Idahoans should have been able to vote on Marsy’s Law
All you have to do is turn on the TV to know that we live in a scary world. Every day, the news is filled with stories of horrific incidents that deeply impact people’s lives. These stories both frighten and prepare people for what could happen to anyone at any moment. But what someone cannot prepare for is the unknown trauma, after the original trauma has occurred. That’s what some victims in Idaho experience during the court process because of outdated laws.
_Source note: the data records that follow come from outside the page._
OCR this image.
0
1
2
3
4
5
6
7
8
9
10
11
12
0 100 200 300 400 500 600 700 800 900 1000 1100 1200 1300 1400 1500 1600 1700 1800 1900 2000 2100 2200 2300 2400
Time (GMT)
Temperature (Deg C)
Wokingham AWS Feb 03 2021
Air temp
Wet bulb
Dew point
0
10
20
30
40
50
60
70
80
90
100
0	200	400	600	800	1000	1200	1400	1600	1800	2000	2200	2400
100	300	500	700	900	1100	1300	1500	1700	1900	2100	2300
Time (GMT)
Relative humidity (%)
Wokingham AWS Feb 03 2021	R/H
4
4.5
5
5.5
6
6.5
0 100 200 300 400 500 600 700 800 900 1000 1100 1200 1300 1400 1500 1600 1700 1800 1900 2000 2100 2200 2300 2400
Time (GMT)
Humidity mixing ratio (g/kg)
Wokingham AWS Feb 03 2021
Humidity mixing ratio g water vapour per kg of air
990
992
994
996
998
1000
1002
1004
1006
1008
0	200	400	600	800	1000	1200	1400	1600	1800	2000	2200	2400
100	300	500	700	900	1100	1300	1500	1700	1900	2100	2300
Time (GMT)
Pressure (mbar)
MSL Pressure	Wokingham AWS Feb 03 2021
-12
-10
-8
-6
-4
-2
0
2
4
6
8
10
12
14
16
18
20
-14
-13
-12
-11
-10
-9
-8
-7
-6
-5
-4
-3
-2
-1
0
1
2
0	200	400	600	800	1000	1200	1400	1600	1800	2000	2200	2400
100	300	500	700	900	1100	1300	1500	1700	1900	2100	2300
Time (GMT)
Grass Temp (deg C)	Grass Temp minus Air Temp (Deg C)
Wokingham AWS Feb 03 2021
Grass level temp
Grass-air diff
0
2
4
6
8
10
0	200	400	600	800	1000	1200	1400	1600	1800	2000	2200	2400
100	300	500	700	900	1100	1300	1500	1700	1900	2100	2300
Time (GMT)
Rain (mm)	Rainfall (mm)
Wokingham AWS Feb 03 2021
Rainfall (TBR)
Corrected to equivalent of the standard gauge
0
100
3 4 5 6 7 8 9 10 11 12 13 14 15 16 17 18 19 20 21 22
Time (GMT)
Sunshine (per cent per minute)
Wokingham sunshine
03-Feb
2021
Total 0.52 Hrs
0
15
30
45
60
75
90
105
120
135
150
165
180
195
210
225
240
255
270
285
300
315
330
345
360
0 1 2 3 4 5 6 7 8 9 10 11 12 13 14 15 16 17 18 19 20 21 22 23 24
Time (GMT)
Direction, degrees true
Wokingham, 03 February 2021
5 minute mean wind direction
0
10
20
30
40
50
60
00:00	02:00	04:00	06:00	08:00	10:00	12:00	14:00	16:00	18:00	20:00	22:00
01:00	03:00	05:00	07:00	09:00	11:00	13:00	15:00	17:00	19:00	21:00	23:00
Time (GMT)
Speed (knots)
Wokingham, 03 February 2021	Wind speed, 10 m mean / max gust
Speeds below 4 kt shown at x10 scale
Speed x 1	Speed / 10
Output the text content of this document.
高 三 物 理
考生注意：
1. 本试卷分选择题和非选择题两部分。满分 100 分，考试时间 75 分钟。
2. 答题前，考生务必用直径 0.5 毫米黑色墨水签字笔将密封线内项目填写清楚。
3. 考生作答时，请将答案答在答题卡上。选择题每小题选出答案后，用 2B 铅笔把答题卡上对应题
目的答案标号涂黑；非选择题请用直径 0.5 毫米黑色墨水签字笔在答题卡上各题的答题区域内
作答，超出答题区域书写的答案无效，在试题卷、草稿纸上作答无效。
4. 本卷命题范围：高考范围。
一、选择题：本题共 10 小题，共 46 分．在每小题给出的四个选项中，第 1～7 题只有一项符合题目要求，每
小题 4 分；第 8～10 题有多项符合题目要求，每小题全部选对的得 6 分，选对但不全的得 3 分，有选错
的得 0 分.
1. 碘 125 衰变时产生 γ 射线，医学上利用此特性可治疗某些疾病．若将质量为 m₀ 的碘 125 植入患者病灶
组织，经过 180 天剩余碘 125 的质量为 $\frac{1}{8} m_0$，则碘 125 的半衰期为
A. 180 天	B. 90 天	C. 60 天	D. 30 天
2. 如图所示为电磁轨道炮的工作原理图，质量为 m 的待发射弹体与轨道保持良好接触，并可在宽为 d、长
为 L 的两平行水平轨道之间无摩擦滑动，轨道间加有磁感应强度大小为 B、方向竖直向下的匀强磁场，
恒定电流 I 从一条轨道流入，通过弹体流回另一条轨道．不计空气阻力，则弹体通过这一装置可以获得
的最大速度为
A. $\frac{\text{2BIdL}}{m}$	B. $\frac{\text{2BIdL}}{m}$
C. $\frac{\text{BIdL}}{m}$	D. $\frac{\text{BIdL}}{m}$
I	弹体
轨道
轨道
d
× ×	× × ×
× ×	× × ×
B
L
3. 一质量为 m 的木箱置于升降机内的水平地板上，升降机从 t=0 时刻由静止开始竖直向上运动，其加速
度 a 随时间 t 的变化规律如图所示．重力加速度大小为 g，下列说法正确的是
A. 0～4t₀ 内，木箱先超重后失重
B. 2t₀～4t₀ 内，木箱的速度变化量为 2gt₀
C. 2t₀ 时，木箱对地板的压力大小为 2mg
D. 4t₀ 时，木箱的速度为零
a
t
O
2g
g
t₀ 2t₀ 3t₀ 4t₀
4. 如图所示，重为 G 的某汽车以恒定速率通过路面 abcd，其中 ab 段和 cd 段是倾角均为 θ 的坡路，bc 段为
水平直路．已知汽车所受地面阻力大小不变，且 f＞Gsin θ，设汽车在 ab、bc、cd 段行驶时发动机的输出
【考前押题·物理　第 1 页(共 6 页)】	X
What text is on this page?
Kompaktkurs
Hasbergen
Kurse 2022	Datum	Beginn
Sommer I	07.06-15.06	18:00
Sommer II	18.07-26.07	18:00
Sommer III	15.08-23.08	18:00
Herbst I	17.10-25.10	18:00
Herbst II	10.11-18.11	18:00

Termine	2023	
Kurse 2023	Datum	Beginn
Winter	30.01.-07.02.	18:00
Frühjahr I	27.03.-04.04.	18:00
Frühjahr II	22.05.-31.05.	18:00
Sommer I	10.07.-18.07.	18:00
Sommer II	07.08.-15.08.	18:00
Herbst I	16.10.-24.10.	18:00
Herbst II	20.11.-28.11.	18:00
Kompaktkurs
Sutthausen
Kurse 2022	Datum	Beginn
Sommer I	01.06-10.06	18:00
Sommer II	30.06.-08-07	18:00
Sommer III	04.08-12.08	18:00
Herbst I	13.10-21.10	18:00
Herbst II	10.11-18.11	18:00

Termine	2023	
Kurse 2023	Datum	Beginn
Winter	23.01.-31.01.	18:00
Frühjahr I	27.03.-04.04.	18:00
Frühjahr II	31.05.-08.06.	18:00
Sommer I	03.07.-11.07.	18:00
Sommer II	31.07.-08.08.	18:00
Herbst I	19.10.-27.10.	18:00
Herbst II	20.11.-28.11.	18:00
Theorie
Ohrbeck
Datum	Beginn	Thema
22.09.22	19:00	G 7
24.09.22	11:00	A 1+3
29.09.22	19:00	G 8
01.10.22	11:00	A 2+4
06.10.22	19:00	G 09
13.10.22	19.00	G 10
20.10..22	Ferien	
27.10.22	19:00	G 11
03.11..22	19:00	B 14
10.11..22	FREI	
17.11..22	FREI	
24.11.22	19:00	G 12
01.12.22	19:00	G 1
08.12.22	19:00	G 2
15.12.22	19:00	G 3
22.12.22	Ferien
Last legislative session, a group called Marsy’s Law for Idaho proposed HJR 8, a constitutional amendment that would add to Idaho’s current Victim Bill of Rights. In 1992, the people of Idaho made the decision that victim’s rights are so important they deserve constitutional protections — but for some reason there are lawmakers today who do not believe that the people of Idaho should get to decide if those protections need updating. I was disappointed to hear that some legislators like Rep. Dustin Manwaring, R-Pocatello, would prevent Idaho citizens from voting on such a critical issue that touches just about every one of us, because he believed the people would not be smart enough to know the legal impact.
I wanted the opportunity to vote in favor of additional rights for crime victims. I wanted to know that if me or someone I loved ever became a victim we would be protected by the courts in a meaningful way. Victims deserve protection, just like Idahoans deserved to be able to vote on Marsy’s Law.